Observers surmise that the same term might apply if Germany were to fuse with Greece today.
Yet Germany rebounded, and established itself as the world’s fourth-strongest economy.
Many look to it as an exemplar, with numerous models to follow.
Its economic competitiveness is due to the capacity of its companies to conquer external markets and then to keep their place there.
German exports have doubled in the space of ten years, to a value of well over one trillion euros.
A persistent first place exports rival with the United States, the Germans have seen China move ahead of them. They want others to keep buying their products.
Among the industrial sectors in which high quality exports from Germany have circled the globe, some of the most notable are the automotive, engineering, electro-mechanical and renewable energy sectors. Resilience in hard economic times has been attributed to unions’ dialogue with business and companies’ far-reaching investment in research and development.

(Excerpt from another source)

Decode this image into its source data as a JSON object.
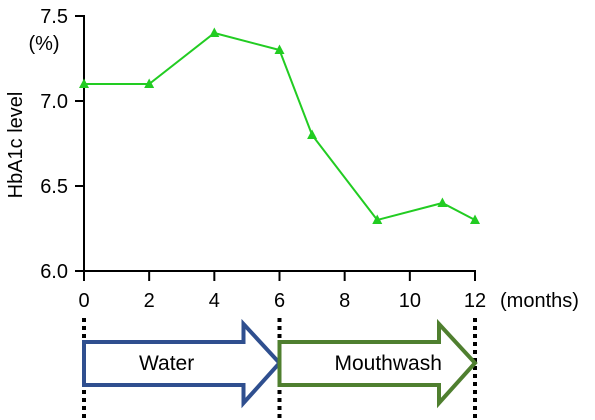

German labour costs are among the lowest in the euro zone, and have been limited for ten years.
While unemployment rose in other countries, it has fallen in Germany, from 12 percent in 2005 to less than seven percent in 2012.
It was the result of concerted policies to get people back into work, to reduce state spending. Part of Germany’s “job miracle” is its lack of a uniform statutory minimum wage. The low wage sector grew three times as fast as other employment in the five years to 2010.
A fifth of workers earn less than ten euros per hour in Germany.
Pay can go well below one euro an hour. The average has dropped by more than four percent in ten years, explaining why Germans have not been spending much more than in the past.
The model’s biggest weakness is its ageing population. This has retracted by half a percent in a decade. The birth rate is 1.4 babies per woman of child-bearing age. One in five Germans is over age 65. By 2060 it could be one in three.
This is starting to affect the labour market. Although a lot of seniors continue to work, in spite of pension reforms that came in this year Germany needs to prepare for a loss of five million workers in the next 15 years. Germany wants more manpower.